Yargıtay Kararı 15. Ceza Dairesi 2012/14617 E. 2014/6248 K. 02.04.2014 T.

YARGITAY KARARI
DAİRE : 15. Ceza Dairesi
ESAS NO : 2012/14617
KARAR NO : 2014/6248
KARAR TARİHİ : 02.04.2014

Tebliğname No : 11 – 2010/109079
MAHKEMESİ : Bursa 9. Asliye Ceza Mahkemesi
TARİHİ : 14/05/2009
NUMARASI : 2007/782 (E) ve 2009/724 (K)
SUÇ : Hizmet nedeniyle güveni kötüye kullanma

Dosya incelenerek gereği düşünüldü;
1)Güveni kötüye kullanma suçunun oluşabilmesi için; failin bir malın zilyedi olması, malın iade edilmek veya belirli bir şekilde kullanmak üzere faile rızayla tevdi ve teslim edilmesi, failin kendisine verilen malı veriliş gayesinin dışında, zilyedi olduğu malda malikmiş gibi satması, rehnetmesi, tüketmesi, değiştirmesi veya bozması ve benzeri şekillerde tasarrufta bulunması ya da devir olgusunu inkar etmesi şeklinde, kendisine veya başkasına yarar sağlaması gerekmektedir.

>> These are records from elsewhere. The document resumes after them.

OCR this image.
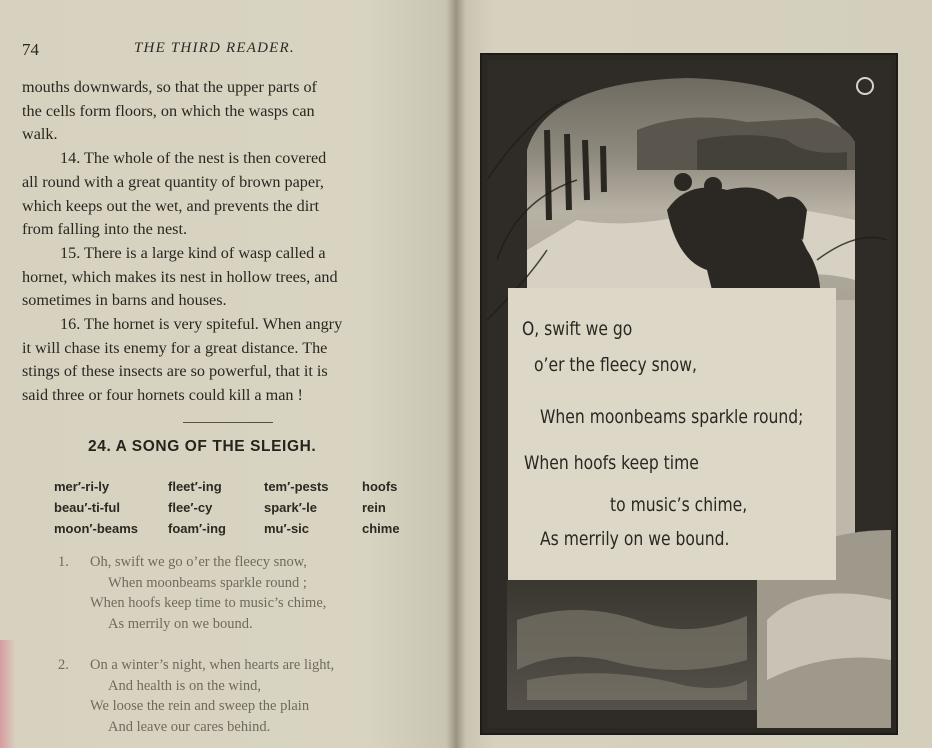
74	THE THIRD READER.

mouths downwards, so that the upper parts of

the cells form floors, on which the wasps can

walk.

14. The whole of the nest is then covered

all round with a great quantity of brown paper,

which keeps out the wet, and prevents the dirt

from falling into the nest.

15. There is a large kind of wasp called a

hornet, which makes its nest in hollow trees, and

sometimes in barns and houses.

16. The hornet is very spiteful. When angry

it will chase its enemy for a great distance. The

stings of these insects are so powerful, that it is

said three or four hornets could kill a man !

24. A SONG OF THE SLEIGH.
mer′-ri-ly
beau′-ti-ful
moon′-beams
fleet′-ing
flee′-cy
foam′-ing
tem′-pests
spark′-le
mu′-sic
hoofs
rein
chime
1. Oh, swift we go o’er the fleecy snow,
When moonbeams sparkle round ;
When hoofs keep time to music’s chime,
As merrily on we bound.
2. On a winter’s night, when hearts are light,
And health is on the wind,
We loose the rein and sweep the plain
And leave our cares behind.
O, swift we go
o’er the fleecy snow,
When moonbeams sparkle round;
When hoofs keep time
to music’s chime,
As merrily on we bound.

Suçun, meslek ve sanat, ticaret veya hizmet ilişkisinin ya da hangi nedenden doğmuş olursa olsun, başkasının mallarını idare etmek yetkisinin gereği olarak tevdi ve teslim edilmiş eşya hakkında işlenmesi hâlinde, nitelikli hali oluşmaktadır.

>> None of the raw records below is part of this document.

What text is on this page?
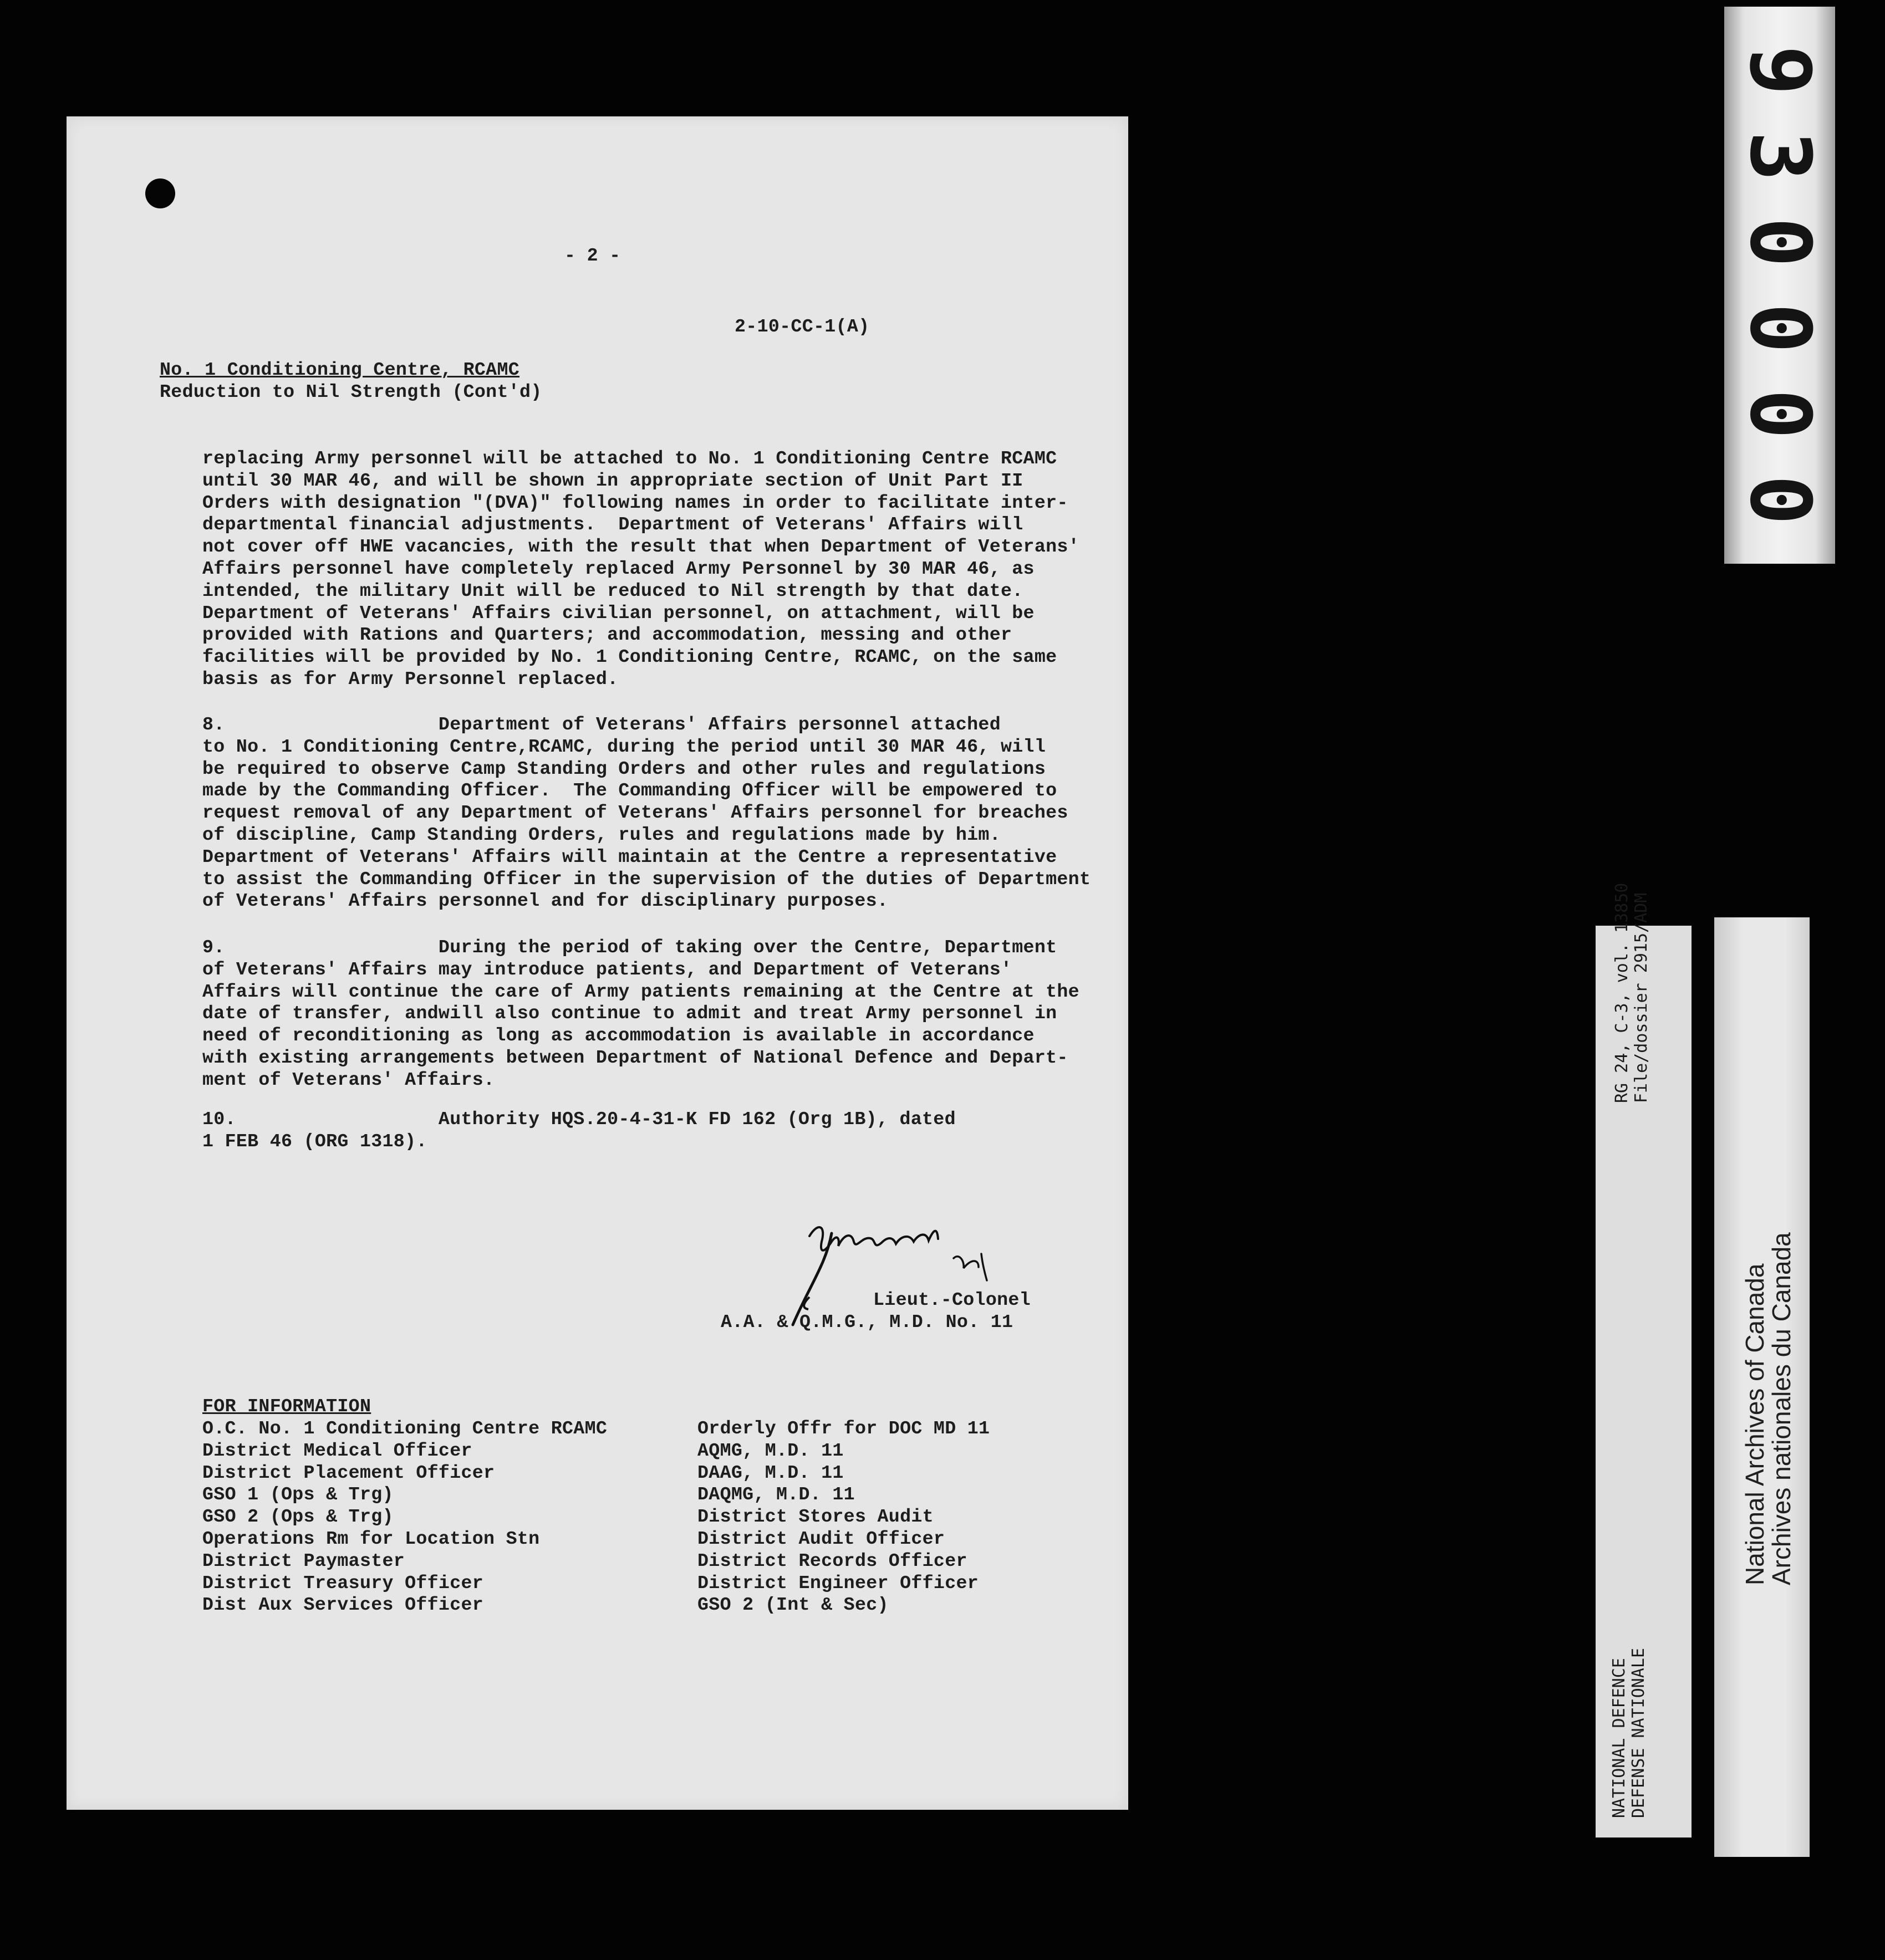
- 2 -
2-10-CC-1(A)
No. 1 Conditioning Centre, RCAMC
Reduction to Nil Strength (Cont'd)
replacing Army personnel will be attached to No. 1 Conditioning Centre RCAMC
until 30 MAR 46, and will be shown in appropriate section of Unit Part II
Orders with designation "(DVA)" following names in order to facilitate inter-
departmental financial adjustments.  Department of Veterans' Affairs will
not cover off HWE vacancies, with the result that when Department of Veterans'
Affairs personnel have completely replaced Army Personnel by 30 MAR 46, as
intended, the military Unit will be reduced to Nil strength by that date.
Department of Veterans' Affairs civilian personnel, on attachment, will be
provided with Rations and Quarters; and accommodation, messing and other
facilities will be provided by No. 1 Conditioning Centre, RCAMC, on the same
basis as for Army Personnel replaced.
8.                   Department of Veterans' Affairs personnel attached
to No. 1 Conditioning Centre,RCAMC, during the period until 30 MAR 46, will
be required to observe Camp Standing Orders and other rules and regulations
made by the Commanding Officer.  The Commanding Officer will be empowered to
request removal of any Department of Veterans' Affairs personnel for breaches
of discipline, Camp Standing Orders, rules and regulations made by him.
Department of Veterans' Affairs will maintain at the Centre a representative
to assist the Commanding Officer in the supervision of the duties of Department
of Veterans' Affairs personnel and for disciplinary purposes.
9.                   During the period of taking over the Centre, Department
of Veterans' Affairs may introduce patients, and Department of Veterans'
Affairs will continue the care of Army patients remaining at the Centre at the
date of transfer, andwill also continue to admit and treat Army personnel in
need of reconditioning as long as accommodation is available in accordance
with existing arrangements between Department of National Defence and Depart-
ment of Veterans' Affairs.
10.                  Authority HQS.20-4-31-K FD 162 (Org 1B), dated
1 FEB 46 (ORG 1318).
Lieut.-Colonel
A.A. & Q.M.G., M.D. No. 11
FOR INFORMATION
O.C. No. 1 Conditioning Centre RCAMC
District Medical Officer
District Placement Officer
GSO 1 (Ops & Trg)
GSO 2 (Ops & Trg)
Operations Rm for Location Stn
District Paymaster
District Treasury Officer
Dist Aux Services Officer
Orderly Offr for DOC MD 11
AQMG, M.D. 11
DAAG, M.D. 11
DAQMG, M.D. 11
District Stores Audit
District Audit Officer
District Records Officer
District Engineer Officer
GSO 2 (Int & Sec)
9
3
0
0
0
0
RG 24, C-3, vol. 13850 File/dossier 2915/ADM
NATIONAL DEFENCE DEFENSE NATIONALE
National Archives of Canada
Archives nationales du Canada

Yukarıdaki ilkeler ışığında somut olay incelendiğinde;
Koza Kozmetik isimli işyerinde satış elemanı olarak çalışmakta olan sanığın, olay günü akşam iş çıkışı durumundan kuşkulanılması üzerine çantası kontrol edildiğinde yetkililerin haberi olmaksızın bir miktar kozmetik malzemesini uhdesine geçirmek isterken yakalandığı olayda, aynı gün sanığa sonradan ortaya çıkabilecek eksikliklerden de kendisinin sorumlu olduğuna dair tutanağa imza attırıldığı, sanığın olayın şoku ile ve yakalanmasının etkisi ile sorgulamadan tutanağa imza attığı, sonradan yapılan sayımlarda bir takım eksiklikler tespit edildiği belirtilse de bu malzeme noksanlarından sanığın sorumlu olduğuna ilişkin delil bulunmadığı da dikkate alındığında, suçun zincirleme şekilde işlendiği söylenemeyecek olup, sanığın olay günü yakalanmış olması karşısında, eyleminin teşebbüs aşamasında kaldığı gözetilmeden yazılı şekilde suçun tamamlandığı ve zincirleme şekilde işlendiği kabulü ile sanığın cezalandırılmasına karar verilmesi,
2)Suç teşebbüs aşamasında kalmış olup, sanığın yakalandığında üzerinde ele geçen kozmetik malzemesinin bedelini ödemiş olması, katılan firmanın zararın söz konusu olmaması karşısında, 5271 sayılı CMK’nın 231. maddesinde düzenlenen hükmün açıklanmasının geri bırakılması hükümlerinin bu husus gözetilerek yeniden değerlendirilmesinde zorunluluk bulunması,
3)Hapis cezası alt sınırdan tayin olunduğu halde ayrıca yasal ve yeterli gerekçe gösterilmeden aynı gerekçeyle adli para cezasına esas alınması gereken tam gün sayısının alt sınırdan uzaklaşılarak tayini suretiyle çelişkiye düşülmesi,
Bozmayı gerektirmiş, sanığın temyiz itirazları bu itibarla yerinde görülmüş olduğundan hükmün bu sebeplerden dolayı 5320 sayılı Kanunun 8/1. maddesi gereğince uygulanması gereken 1412 sayılı CMUK’nın 321. maddesi uyarınca BOZULMASINA, 02.04.2014 tarihinde oybirliğiyle karar verildi.